Curtin Health Innovation Research Institute , Curtin University , Bentley , WA 6102 , Australia.
School of Biomedical Sciences , Curtin University , Bentley , WA 6102 , Australia.
ACS Chem Neurosci. 2018 Nov 21;9(11):2774-2785. doi: 10.1021/acschemneuro.8b00193. Epub 2018 Jul 9.
Western society is facing a health epidemic due to the increasing incidence of dementia in aging populations, and there are still few effective diagnostic methods, minimal treatment options, and no cure. Aging is the greatest risk factor for memory loss that occurs during the natural aging process, as well as being the greatest risk factor for neurodegenerative disease such as Alzheimer's disease. Greater understanding of the biochemical pathways that drive a healthy aging brain toward dementia (pathological aging or Alzheimer's disease), is required to accelerate the development of improved diagnostics and therapies. Unfortunately, many animal models of dementia model chronic amyloid precursor protein overexpression, which although highly relevant to mechanisms of amyloidosis and familial Alzheimer's disease, does not model well dementia during the natural aging process. A promising animal model reported to model mechanisms of accelerated natural aging and memory impairments, is the senescence accelerated murine prone strain 8 (SAMP8), which has been adopted by many research group to study the biochemical transitions that occur during brain aging. A limitation to traditional methods of biochemical characterization is that many important biochemical and elemental markers (lipid saturation, lactate, transition metals) cannot be imaged at meso- or microspatial resolution. Therefore, in this investigation, we report the first multimodal biospectroscopic characterization of the SAMP8 model, and have identified important biochemical and elemental alterations, and colocalizations, between 4 month old SAMP8 mice and the relevant control (SAMR1) mice. Specifically, we demonstrate direct evidence of Zn deficiency within specific subregions of the hippocampal CA3 sector, which colocalize with decreased lipid unsaturation. Our findings also revealed colocalization of decreased lipid unsaturation and increased lactate in the corpus callosum white matter, adjacent to the hippocampus. Such findings may have important implication for future research aimed at elucidating specific biochemical pathways for therapeutic intervention.

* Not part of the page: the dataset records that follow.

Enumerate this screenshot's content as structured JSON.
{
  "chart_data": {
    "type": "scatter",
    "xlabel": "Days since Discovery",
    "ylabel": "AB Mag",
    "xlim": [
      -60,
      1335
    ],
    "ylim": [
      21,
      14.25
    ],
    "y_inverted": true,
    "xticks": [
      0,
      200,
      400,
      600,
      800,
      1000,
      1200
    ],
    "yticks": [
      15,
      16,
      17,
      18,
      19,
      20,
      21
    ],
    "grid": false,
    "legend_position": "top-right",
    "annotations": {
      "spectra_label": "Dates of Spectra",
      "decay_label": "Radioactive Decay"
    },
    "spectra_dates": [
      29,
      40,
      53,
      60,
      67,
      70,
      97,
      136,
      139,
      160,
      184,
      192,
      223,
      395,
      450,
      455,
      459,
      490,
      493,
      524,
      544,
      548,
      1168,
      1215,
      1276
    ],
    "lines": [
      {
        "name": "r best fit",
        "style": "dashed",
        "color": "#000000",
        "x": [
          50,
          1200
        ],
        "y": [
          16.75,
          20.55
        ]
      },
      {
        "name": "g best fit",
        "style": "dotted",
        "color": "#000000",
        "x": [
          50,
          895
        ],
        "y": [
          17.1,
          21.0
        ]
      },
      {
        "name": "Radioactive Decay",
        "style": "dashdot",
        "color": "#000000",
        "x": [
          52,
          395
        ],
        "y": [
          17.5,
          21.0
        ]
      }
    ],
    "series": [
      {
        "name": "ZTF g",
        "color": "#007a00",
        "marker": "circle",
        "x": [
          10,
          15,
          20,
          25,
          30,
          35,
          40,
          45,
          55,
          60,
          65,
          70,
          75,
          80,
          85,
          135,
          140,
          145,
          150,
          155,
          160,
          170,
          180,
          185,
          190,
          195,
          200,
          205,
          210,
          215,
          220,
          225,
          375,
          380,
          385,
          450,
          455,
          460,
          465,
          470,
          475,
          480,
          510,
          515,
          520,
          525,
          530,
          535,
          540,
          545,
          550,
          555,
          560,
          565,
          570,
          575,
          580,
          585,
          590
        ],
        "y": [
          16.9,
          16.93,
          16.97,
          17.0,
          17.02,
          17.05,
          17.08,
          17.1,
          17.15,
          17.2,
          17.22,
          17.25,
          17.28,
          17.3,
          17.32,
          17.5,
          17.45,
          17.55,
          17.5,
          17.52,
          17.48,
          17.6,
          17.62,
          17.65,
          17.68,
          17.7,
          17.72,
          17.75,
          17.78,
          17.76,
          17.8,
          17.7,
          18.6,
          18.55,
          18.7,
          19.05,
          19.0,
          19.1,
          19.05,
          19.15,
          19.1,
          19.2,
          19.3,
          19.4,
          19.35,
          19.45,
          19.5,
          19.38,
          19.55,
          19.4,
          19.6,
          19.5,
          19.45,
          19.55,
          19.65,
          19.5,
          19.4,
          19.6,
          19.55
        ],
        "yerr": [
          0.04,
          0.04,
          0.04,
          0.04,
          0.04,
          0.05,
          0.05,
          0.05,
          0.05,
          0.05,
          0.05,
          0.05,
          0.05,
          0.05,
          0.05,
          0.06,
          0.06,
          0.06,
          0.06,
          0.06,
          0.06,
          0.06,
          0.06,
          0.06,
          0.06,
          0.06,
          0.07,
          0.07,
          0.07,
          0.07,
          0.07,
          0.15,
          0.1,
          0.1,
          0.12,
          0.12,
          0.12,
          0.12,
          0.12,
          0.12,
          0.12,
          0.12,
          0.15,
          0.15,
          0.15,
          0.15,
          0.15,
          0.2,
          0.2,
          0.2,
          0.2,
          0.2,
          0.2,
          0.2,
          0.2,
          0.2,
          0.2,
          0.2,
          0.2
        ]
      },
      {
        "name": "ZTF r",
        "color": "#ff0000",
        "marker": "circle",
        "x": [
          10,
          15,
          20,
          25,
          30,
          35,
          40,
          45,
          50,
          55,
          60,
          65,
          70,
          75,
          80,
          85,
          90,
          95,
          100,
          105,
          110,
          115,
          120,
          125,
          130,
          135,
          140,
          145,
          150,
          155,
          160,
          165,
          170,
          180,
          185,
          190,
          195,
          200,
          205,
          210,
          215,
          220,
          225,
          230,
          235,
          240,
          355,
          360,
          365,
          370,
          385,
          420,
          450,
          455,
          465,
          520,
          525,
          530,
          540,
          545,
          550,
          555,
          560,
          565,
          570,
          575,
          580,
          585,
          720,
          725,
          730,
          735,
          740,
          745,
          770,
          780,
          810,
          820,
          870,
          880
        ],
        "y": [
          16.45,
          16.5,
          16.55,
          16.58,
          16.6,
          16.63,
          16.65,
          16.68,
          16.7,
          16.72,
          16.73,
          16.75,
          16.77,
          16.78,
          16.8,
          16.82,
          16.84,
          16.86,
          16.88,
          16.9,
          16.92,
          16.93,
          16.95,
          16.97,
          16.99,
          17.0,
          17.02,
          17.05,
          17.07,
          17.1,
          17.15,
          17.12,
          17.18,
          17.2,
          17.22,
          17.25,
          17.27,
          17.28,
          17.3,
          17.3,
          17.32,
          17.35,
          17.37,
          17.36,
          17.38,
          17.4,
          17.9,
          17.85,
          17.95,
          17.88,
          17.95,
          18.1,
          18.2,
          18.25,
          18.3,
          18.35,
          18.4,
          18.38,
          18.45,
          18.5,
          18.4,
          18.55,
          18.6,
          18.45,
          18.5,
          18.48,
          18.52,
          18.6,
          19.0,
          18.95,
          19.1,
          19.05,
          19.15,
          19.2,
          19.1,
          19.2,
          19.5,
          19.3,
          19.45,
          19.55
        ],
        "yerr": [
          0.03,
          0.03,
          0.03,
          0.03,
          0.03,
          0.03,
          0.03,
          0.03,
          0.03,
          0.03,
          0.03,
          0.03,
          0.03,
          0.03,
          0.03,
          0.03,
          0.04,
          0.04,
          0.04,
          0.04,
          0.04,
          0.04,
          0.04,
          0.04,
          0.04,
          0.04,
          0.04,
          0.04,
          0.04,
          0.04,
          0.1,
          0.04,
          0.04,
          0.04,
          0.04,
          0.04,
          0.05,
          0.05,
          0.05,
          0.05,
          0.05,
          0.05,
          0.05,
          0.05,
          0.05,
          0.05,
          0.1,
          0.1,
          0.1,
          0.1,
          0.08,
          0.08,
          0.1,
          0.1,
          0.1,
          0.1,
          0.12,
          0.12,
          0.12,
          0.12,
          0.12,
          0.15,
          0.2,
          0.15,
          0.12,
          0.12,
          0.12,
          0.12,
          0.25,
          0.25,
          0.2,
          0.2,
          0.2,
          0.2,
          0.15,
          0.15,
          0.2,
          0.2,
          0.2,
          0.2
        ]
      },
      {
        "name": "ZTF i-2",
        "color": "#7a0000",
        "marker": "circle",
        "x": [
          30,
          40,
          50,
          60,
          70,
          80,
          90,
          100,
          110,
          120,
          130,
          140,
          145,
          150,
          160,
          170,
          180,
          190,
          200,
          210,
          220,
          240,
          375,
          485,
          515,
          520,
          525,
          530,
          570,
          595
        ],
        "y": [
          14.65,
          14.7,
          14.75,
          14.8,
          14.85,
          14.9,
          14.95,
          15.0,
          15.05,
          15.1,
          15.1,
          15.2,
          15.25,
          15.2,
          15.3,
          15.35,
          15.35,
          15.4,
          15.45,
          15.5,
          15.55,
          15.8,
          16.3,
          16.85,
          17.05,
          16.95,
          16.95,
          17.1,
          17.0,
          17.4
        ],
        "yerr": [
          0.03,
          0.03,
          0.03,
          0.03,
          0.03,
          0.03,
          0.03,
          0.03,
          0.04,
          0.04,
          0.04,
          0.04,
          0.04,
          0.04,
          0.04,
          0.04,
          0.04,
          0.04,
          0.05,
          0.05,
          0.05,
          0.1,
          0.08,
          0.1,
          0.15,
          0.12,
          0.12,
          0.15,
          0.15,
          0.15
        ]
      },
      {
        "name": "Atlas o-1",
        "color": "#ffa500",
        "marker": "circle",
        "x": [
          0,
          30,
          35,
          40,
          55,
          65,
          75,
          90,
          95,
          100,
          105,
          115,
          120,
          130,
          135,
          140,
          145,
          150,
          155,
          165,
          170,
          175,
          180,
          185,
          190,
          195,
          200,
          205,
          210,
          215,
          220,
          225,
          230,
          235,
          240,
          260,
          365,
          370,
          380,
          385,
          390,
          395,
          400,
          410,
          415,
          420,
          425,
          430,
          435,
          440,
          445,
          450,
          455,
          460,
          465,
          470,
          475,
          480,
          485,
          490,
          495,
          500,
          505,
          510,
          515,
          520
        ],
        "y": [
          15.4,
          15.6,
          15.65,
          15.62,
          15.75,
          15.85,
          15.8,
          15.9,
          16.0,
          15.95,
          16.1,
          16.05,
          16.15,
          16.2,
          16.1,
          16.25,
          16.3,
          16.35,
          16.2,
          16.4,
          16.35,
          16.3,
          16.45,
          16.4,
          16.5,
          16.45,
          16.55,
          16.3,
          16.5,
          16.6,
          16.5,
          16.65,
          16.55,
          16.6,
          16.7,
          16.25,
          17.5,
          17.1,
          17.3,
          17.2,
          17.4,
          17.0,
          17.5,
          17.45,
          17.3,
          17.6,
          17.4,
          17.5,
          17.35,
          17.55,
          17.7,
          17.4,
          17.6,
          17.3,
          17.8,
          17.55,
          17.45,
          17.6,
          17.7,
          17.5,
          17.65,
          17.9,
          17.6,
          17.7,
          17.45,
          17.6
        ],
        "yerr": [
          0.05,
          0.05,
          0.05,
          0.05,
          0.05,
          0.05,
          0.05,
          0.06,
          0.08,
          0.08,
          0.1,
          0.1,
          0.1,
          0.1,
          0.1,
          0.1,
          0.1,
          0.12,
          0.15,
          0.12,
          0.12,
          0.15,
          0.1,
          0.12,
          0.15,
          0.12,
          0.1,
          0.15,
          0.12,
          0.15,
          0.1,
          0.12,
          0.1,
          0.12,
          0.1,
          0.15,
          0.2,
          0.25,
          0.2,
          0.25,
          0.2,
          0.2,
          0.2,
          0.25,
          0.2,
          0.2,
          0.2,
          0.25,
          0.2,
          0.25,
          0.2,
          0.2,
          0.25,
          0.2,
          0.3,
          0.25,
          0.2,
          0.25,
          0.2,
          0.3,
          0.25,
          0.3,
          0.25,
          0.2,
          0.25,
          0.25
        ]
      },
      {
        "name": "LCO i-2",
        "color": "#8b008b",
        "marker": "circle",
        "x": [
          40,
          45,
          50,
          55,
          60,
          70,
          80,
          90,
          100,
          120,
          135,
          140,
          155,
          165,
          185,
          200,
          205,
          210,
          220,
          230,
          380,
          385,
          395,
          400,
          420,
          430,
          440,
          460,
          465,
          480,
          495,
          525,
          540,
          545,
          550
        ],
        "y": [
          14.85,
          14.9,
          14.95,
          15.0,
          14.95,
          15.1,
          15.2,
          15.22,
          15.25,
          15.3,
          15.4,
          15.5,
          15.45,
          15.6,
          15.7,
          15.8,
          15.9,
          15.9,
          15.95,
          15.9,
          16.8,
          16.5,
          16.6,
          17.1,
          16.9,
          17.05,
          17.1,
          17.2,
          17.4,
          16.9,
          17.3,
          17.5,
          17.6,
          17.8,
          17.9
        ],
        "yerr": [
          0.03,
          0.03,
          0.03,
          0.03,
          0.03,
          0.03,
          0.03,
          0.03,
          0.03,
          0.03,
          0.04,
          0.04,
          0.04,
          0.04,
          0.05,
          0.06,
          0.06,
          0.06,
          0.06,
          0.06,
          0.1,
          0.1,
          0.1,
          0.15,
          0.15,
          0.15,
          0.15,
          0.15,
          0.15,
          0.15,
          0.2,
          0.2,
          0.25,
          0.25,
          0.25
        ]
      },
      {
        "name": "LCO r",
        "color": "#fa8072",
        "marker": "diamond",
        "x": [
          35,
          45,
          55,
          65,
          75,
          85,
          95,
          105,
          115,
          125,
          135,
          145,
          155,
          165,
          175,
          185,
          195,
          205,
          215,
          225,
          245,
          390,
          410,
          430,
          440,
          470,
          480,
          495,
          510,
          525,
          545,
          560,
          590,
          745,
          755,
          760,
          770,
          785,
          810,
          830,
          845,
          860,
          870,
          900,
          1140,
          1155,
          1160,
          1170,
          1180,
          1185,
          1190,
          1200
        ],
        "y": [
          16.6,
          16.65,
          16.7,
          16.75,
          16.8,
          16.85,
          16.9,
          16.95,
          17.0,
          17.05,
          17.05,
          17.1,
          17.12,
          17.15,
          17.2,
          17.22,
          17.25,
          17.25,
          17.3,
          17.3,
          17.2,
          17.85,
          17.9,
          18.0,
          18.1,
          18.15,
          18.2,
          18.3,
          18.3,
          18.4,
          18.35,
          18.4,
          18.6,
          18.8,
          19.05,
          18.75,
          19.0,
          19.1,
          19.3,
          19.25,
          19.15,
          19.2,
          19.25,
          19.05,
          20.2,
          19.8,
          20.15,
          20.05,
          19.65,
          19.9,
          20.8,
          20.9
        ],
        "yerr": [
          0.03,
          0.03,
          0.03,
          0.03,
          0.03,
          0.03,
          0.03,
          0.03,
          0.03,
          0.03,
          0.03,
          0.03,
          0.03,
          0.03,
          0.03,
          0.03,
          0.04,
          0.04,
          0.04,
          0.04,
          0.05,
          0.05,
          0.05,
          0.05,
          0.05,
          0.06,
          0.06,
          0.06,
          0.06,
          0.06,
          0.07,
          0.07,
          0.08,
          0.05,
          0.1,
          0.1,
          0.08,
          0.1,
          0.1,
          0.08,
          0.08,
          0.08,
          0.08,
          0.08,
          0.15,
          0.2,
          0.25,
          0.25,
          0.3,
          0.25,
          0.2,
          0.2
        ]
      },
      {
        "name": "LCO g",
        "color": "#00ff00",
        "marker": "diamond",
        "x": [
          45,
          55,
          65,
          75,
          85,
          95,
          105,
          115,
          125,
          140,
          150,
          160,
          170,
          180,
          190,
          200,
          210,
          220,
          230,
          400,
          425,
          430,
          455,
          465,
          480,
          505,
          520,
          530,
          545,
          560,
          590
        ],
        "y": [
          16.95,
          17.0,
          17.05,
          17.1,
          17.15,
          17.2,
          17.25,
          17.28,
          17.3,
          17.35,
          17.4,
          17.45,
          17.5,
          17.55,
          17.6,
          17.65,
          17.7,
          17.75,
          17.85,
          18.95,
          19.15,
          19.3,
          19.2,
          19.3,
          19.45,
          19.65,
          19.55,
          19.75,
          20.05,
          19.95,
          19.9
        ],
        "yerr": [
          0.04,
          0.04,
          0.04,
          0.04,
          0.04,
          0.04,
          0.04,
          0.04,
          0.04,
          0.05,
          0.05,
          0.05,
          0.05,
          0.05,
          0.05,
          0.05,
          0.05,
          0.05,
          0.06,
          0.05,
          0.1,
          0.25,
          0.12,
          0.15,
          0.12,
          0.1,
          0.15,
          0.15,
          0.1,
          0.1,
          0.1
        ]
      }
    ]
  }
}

西方社会正面临着一场因老龄化人口中痴呆症发病率上升而引发的健康危机,目前仍缺乏有效的诊断方法,治疗选择有限,也没有治愈方法。衰老(aging)是自然衰老过程中记忆力丧失的最大风险因素,也是阿尔茨海默病等神经退行性疾病的最大风险因素。为了加速开发出改进的诊断方法和治疗方法,我们需要更深入地了解导致健康衰老大脑向痴呆(病理性衰老或阿尔茨海默病)发展的生化途径。不幸的是,许多痴呆症动物模型都模拟了慢性淀粉样前体蛋白的过度表达,尽管这与淀粉样变性和家族性阿尔茨海默病的机制高度相关,但不能很好地模拟自然衰老过程中的痴呆症。一种有前途的动物模型,即衰老加速型小鼠易感品系 8(SAMP8),已被许多研究小组采用来研究大脑衰老过程中发生的生化转变,该模型被报道可模拟加速自然衰老和记忆障碍的机制。传统生化特征分析方法的一个局限性是,许多重要的生化和元素标记物(脂质饱和度、乳酸盐、过渡金属)无法在中或微观空间分辨率下成像。因此,在这项研究中,我们首次对 SAMP8 模型进行了多模态生物光谱学特征描述,并确定了 4 月龄 SAMP8 小鼠与相关对照(SAMR1)小鼠之间重要的生化和元素改变以及共定位。具体来说,我们证明了海马 CA3 区特定亚区存在直接的 Zn 缺乏证据,这与脂质不饱和度降低有关。我们的研究结果还揭示了海马体相邻的胼胝体白质中脂质不饱和度降低和乳酸盐增加的共定位。这些发现可能对未来旨在阐明治疗干预特定生化途径的研究具有重要意义。